Fight or Flight for Indian Broking
Images: Vikas Khot
Big Fish, Fresh Prey (l-r) Morgan Stanley’s Parag Gude, IIFL’s R. Venkatraman and Motilal Oswal are all working out ways to adapt to the rapidly changing market dynamics
…Still the Foreigners are Coming
At a time when most Indian broking outfits are struggling to come to terms with a rapidly changing industry, at least three foreign brokers want to set up shop in India. Jefferies, a US-based securities and investment banking company; Barclays, which has a presence in India through consumer banking and corporate advisory, and Standard Chartered are some of the names that will enter the Indian market next year.
They feel that India and China are the only two markets that have the capacity to increase volumes dramatically in the long run. So every foreign player with an Asian presence wants to open its account in India. And why won’t it?

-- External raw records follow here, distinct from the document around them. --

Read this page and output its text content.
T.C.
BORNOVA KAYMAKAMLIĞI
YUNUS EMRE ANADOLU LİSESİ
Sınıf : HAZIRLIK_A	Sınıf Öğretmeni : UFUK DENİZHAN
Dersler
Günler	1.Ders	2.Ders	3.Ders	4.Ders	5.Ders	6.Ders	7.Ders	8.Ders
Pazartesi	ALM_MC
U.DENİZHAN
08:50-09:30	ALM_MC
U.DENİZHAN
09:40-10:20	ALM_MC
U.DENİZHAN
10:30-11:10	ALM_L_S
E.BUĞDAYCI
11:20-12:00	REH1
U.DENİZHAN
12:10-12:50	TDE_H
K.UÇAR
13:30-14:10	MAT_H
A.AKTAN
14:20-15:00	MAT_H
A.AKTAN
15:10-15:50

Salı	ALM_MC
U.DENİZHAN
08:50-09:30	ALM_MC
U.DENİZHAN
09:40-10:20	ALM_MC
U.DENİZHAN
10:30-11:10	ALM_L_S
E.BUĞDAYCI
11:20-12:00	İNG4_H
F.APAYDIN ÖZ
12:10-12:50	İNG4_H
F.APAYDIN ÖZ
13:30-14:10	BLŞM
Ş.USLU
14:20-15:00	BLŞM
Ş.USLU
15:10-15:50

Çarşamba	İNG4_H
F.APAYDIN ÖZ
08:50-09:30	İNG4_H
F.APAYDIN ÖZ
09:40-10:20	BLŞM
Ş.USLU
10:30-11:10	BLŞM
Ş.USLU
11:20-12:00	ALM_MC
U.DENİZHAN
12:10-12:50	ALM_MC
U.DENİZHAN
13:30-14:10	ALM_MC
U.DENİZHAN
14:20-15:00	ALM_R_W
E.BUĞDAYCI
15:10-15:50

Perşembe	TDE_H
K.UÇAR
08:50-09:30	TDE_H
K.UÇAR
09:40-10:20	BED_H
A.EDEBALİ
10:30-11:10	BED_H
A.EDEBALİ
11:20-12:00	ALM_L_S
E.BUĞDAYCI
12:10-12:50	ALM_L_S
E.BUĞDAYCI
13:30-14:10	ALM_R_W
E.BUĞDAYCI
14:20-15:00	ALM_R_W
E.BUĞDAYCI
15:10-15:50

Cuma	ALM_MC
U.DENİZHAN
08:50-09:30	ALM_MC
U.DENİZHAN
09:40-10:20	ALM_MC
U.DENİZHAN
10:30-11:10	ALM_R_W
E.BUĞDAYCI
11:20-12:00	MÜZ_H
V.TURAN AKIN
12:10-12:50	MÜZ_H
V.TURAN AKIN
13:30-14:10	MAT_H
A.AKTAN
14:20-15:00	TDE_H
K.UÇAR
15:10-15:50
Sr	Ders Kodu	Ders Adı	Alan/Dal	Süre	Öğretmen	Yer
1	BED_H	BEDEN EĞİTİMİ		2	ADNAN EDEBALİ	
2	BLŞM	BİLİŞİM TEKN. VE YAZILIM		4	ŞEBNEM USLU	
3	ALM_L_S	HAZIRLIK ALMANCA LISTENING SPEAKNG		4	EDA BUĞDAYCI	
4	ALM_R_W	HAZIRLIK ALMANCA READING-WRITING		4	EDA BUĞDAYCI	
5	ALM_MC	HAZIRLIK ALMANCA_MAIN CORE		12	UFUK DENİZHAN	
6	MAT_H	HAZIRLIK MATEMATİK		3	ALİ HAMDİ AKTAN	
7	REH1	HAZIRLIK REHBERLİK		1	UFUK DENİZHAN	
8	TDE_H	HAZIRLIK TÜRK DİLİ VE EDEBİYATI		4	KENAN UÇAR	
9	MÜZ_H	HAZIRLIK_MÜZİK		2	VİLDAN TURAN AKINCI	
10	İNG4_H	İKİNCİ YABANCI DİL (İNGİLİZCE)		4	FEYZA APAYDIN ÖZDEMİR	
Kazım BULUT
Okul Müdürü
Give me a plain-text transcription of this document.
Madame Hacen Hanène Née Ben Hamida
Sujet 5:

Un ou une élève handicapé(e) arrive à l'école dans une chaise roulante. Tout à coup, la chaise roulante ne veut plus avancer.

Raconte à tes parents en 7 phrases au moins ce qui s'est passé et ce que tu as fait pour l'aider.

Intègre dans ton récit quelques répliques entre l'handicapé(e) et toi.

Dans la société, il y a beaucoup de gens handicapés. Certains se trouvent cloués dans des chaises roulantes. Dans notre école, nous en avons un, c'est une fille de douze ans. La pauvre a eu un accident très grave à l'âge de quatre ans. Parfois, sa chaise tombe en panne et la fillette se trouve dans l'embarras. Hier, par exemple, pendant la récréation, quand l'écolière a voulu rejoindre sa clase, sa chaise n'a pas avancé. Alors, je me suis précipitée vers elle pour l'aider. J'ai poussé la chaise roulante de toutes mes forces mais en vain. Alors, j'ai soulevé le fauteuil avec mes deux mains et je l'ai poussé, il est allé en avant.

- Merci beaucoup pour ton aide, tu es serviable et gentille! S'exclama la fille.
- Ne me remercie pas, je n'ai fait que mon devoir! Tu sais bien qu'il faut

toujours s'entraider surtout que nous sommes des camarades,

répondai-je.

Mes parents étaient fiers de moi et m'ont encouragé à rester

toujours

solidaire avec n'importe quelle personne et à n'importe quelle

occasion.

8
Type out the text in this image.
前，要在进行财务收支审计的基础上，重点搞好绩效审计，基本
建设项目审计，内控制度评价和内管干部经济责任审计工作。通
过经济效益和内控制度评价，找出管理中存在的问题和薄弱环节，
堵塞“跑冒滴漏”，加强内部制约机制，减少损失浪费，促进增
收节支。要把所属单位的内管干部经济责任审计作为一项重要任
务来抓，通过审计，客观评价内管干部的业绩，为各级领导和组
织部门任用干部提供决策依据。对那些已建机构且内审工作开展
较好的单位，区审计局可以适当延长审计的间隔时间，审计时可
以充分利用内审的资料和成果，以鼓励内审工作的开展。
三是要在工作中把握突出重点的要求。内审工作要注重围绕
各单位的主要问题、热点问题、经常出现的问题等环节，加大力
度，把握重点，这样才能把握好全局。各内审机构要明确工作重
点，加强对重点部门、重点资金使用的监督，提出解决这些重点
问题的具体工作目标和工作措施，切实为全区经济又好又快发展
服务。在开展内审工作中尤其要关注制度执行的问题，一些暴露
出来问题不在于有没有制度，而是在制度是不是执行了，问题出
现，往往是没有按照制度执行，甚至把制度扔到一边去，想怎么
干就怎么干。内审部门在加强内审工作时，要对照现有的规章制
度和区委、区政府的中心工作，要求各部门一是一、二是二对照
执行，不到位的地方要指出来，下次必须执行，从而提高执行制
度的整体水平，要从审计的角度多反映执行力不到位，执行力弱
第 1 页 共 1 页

Over the past five years the turnover in the cash market has gone up by an average 18 percent each year, while the derivatives markets have risen 43 percent.
Interestingly, even among the foreign broking firms, only Credit Suisse, Macquarie Securities, Morgan Stanley and CLSA have succeeded in the Indian markets. They account for almost 50 percent of the institutional market.
IIFL (India Infoline), Kotak Mahindra, Motilal Oswal, IDFC and Edelweiss are the major Indian broking firms. Though the global players have been dominating the sector in India for almost 10 years, there is palpable fear now among the Indians players that the foreign ones could raise
their game further and take over the entire market.
In fact, many saw the writing on the wall when industry veteran Vallabh Bhansali quietly sold off the investment banking, institutional broking and corporate advisory services of Enam to Axis Bank for Rs. 2,067 crore in November last year. Bhansali’s timing was perfect. Experts say that had the deal been postponed by even six months, he would have lost heavily on valuation.
Others are not as lucky. “If the market continues to be in the present state for one more year, then the broking industry will face difficulties. Only the top few brokers who have the balance sheet and ability to adapt to a continuously changing environment will survive. Challenging times will force the industry to consolidate in the future,” says R. Venkatraman, managing director of IIFL. In 2007, IIFL pulled off a coup by poaching Bharat Parajia and four of his colleagues from CLSA, a leading foreign broker, with fat bonuses worth Rs. 11 crore. But things have changed now.
The foreign brokerages want to hire fewer people and invest more in technology. Most of them have been working on their technology for almost a decade and have acquired a level of expertise that their Indian counterparts can now only dream of. So what is this technology that is so deadly to the health of Indian broking firms?
To DMA or Not to DMA
Currently, algorithmic trading that uses computers accounts for around 10 percent of the entire Indian market. This is much lower than the 70 percent for the US, Singapore and Hong Kong markets. More and more people are taking up Direct Market Access, or DMA, which allows institutional players to enter markets seamlessly without broker intervention.
US-based Progress Software is sure that technology will be the game changer in financial markets and is betting big on India. Giles Nelson, who is building the algorithm for Apama — one of Progress Software’s key products — believes technology can be the great leveler. If bigger firms are caught sleeping on innovations, the smaller ones can easily scale up if they have a smart algorithm. In the past year, Progress Software managed to get five clients, mostly propriety traders, in India. Globally, it has about 150 clients.
When it comes to technology, Indian markets are much more demanding than other Asian markets and require substantial investment. Most of the order flow is through one touch DMA, which is technologically more complex than straight DMA. This is not expected to change anytime soon. Also, there are very few institutions that have completely moved on to seamless DMA. Even those that have the technology use it only for 30 percent of the trades because the Indian markets are largely illiquid.